A colleague of Mr. Sharif’s said the Pakistan Muslim League-N might agree to Mr. Zardari in the post if it was stripped of its current powers, including the power to dissolve the parliament and to choose the army chief.

President Musharraf of Pakistan Resigns

In addition to the army, a rather widespread radical Muslim insurgency represents another power center:

In Mr Musharraf's place comes a civilian leadership, albeit in an unstable coalition government whose future is uncertain and whose ability to combat the extremism in the tribal areas is untested. Nobody yet knows who will be the next president.

But the coalition was the product of elections, not a coup, and therefore is now being projected by Washington and London as a surer basis for future action than the weakened Musharraf.

It is from the tribal areas, the US and Britain say, that Taleban fighters cross into Afghanistan where they present a real danger to NATO forces supporting the Afghan President, Hamid Karzai.

The Strongman And The War On Terror

The Taliban aren't just a problem in Afghanistan. They've also been active in Kashmir for many years. The BBC reports:

India has had a mixed relationship with Pervez Musharraf.

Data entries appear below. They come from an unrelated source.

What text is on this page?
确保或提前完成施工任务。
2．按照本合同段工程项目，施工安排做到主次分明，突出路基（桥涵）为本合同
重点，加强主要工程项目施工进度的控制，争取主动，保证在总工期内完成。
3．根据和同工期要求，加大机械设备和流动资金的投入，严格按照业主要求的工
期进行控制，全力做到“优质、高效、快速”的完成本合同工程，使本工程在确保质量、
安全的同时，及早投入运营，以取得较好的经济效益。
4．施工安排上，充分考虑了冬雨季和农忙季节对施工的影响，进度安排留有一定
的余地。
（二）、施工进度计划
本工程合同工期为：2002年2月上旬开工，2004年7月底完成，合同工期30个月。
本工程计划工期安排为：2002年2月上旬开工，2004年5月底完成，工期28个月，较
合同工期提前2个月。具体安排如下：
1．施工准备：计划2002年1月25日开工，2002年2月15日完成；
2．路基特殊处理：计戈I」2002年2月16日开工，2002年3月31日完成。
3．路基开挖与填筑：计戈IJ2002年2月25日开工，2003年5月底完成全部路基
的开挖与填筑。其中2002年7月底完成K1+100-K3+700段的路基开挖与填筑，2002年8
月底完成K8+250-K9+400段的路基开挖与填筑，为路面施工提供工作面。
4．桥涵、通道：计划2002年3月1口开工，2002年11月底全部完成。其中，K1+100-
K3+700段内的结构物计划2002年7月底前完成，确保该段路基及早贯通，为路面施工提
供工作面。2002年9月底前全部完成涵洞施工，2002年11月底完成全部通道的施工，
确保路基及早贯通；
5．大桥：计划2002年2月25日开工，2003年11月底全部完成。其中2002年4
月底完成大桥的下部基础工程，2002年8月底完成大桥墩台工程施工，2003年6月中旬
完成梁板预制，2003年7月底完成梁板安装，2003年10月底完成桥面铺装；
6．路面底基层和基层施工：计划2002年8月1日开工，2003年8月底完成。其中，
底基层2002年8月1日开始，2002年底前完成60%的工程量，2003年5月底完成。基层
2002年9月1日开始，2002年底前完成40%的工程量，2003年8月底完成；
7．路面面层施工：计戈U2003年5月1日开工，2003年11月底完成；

Many in the Indian establishment view him with deep suspicion, especially after the two countries fought a bitter conflict in 1999, in the Kargil region of Indian-administered Kashmir.

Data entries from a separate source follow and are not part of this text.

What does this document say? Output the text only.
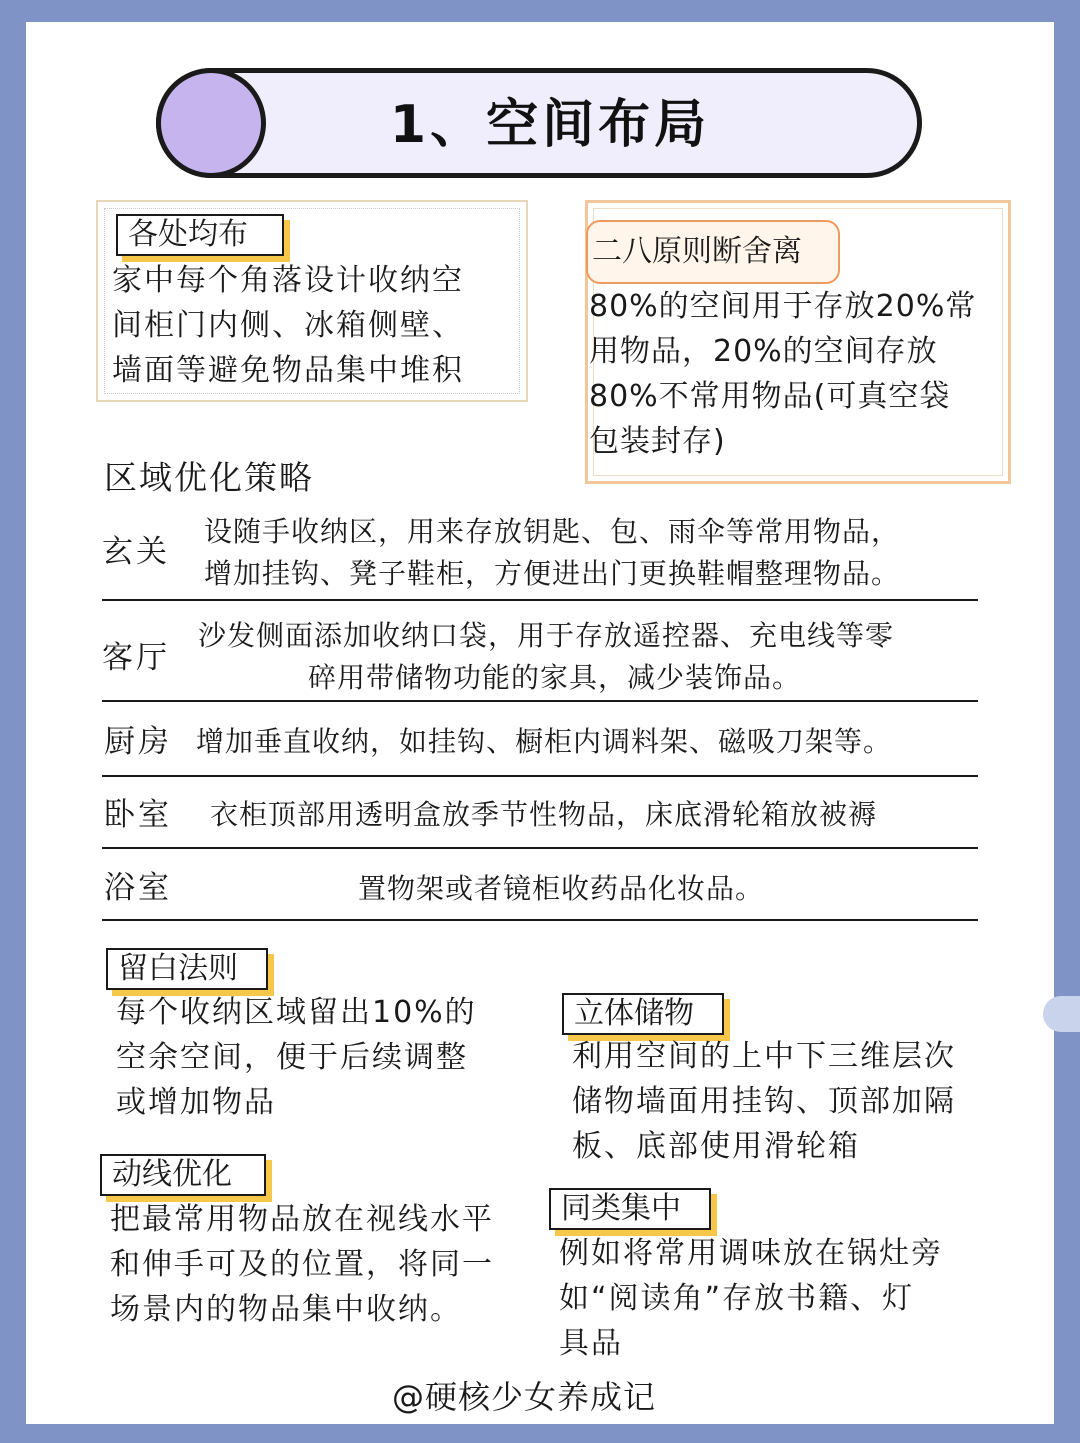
1、空间布局
各处均布
家中每个角落设计收纳空
间柜门内侧、冰箱侧壁、
墙面等避免物品集中堆积
二八原则断舍离
80%的空间用于存放20%常
用物品，20%的空间存放
80%不常用物品(可真空袋
包装封存)
区域优化策略
玄关
设随手收纳区，用来存放钥匙、包、雨伞等常用物品，
增加挂钩、凳子鞋柜，方便进出门更换鞋帽整理物品。
客厅
沙发侧面添加收纳口袋，用于存放遥控器、充电线等零
碎用带储物功能的家具，减少装饰品。
厨房 增加垂直收纳，如挂钩、橱柜内调料架、磁吸刀架等。
卧室 衣柜顶部用透明盒放季节性物品，床底滑轮箱放被褥
浴室	置物架或者镜柜收药品化妆品。
留白法则
每个收纳区域留出10%的
空余空间，便于后续调整
或增加物品
立体储物
利用空间的上中下三维层次
储物墙面用挂钩、顶部加隔
板、底部使用滑轮箱
动线优化
把最常用物品放在视线水平
和伸手可及的位置，将同一
场景内的物品集中收纳。
同类集中
例如将常用调味放在锅灶旁
如“阅读角”存放书籍、灯
具品
@硬核少女养成记
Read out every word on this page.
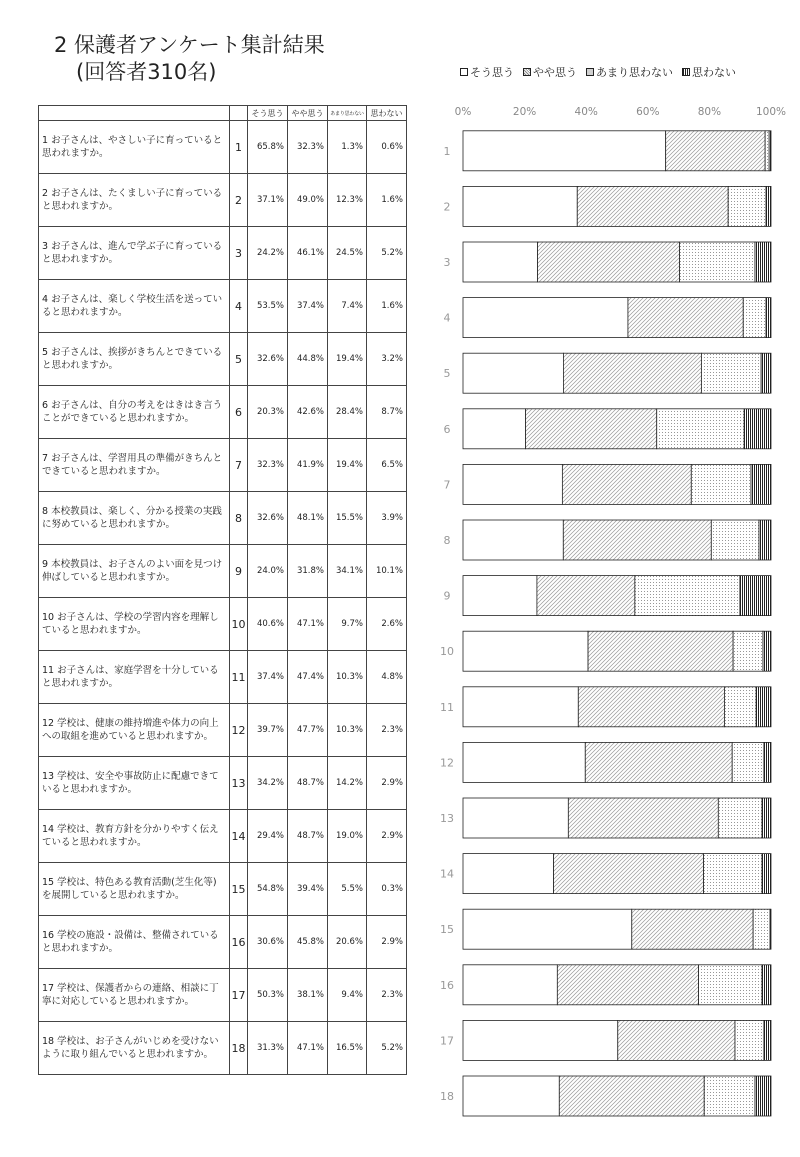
2 保護者アンケート集計結果
(回答者310名)	そう思う やや思う あまり思わない 思わない
		そう思う	やや思う	あまり思わない	思わない
1 お子さんは、やさしい子に育っていると思われますか。	1	65.8%	32.3%	1.3%	0.6%
2 お子さんは、たくましい子に育っていると思われますか。	2	37.1%	49.0%	12.3%	1.6%
3 お子さんは、進んで学ぶ子に育っていると思われますか。	3	24.2%	46.1%	24.5%	5.2%
4 お子さんは、楽しく学校生活を送っていると思われますか。	4	53.5%	37.4%	7.4%	1.6%
5 お子さんは、挨拶がきちんとできていると思われますか。	5	32.6%	44.8%	19.4%	3.2%
6 お子さんは、自分の考えをはきはき言うことができていると思われますか。	6	20.3%	42.6%	28.4%	8.7%
7 お子さんは、学習用具の準備がきちんとできていると思われますか。	7	32.3%	41.9%	19.4%	6.5%
8 本校教員は、楽しく、分かる授業の実践に努めていると思われますか。	8	32.6%	48.1%	15.5%	3.9%
9 本校教員は、お子さんのよい面を見つけ伸ばしていると思われますか。	9	24.0%	31.8%	34.1%	10.1%
10 お子さんは、学校の学習内容を理解していると思われますか。	10	40.6%	47.1%	9.7%	2.6%
11 お子さんは、家庭学習を十分していると思われますか。	11	37.4%	47.4%	10.3%	4.8%
12 学校は、健康の維持増進や体力の向上への取組を進めていると思われますか。	12	39.7%	47.7%	10.3%	2.3%
13 学校は、安全や事故防止に配慮できていると思われますか。	13	34.2%	48.7%	14.2%	2.9%
14 学校は、教育方針を分かりやすく伝えていると思われますか。	14	29.4%	48.7%	19.0%	2.9%
15 学校は、特色ある教育活動(芝生化等)を展開していると思われますか。	15	54.8%	39.4%	5.5%	0.3%
16 学校の施設・設備は、整備されていると思われますか。	16	30.6%	45.8%	20.6%	2.9%
17 学校は、保護者からの連絡、相談に丁寧に対応していると思われますか。	17	50.3%	38.1%	9.4%	2.3%
18 学校は、お子さんがいじめを受けないように取り組んでいると思われますか。	18	31.3%	47.1%	16.5%	5.2%
0%	20%	40%	60%	80%	100%
1
2
3
4
5
6
7
8
9
10
11
12
13
14
15
16
17
18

India fears vacuum left by Musharraf

I'd think that another potentially ruinous war with India is the last thing the Pakistani army wants, but that might change if internal politics take what the army views as an undesirable turn.

Despite my cynical view of these events, I can't help but hold out some hope that things will get better in Pakistan. If I were in Gen. Kayani's shoes right now, I'd be concerned about the rise of militant Islam in my country, knowing that it was a force that could eventually remove the army from power. While it's true that the army and the Inter Service Intelligence (ISI) Agency (Pakistan's CIA) has abetted this movement, anyone with the smallest understanding of human nature realizes that no one controls fanatics but the head fanatic. The army needs the civilian leadership right now, if it is going to win. That need might spark real changes there, if the civilian leadership is up to the challenge. The adequacy of that leadership, and the depths of the army's need, is what we'll find out in the next few months.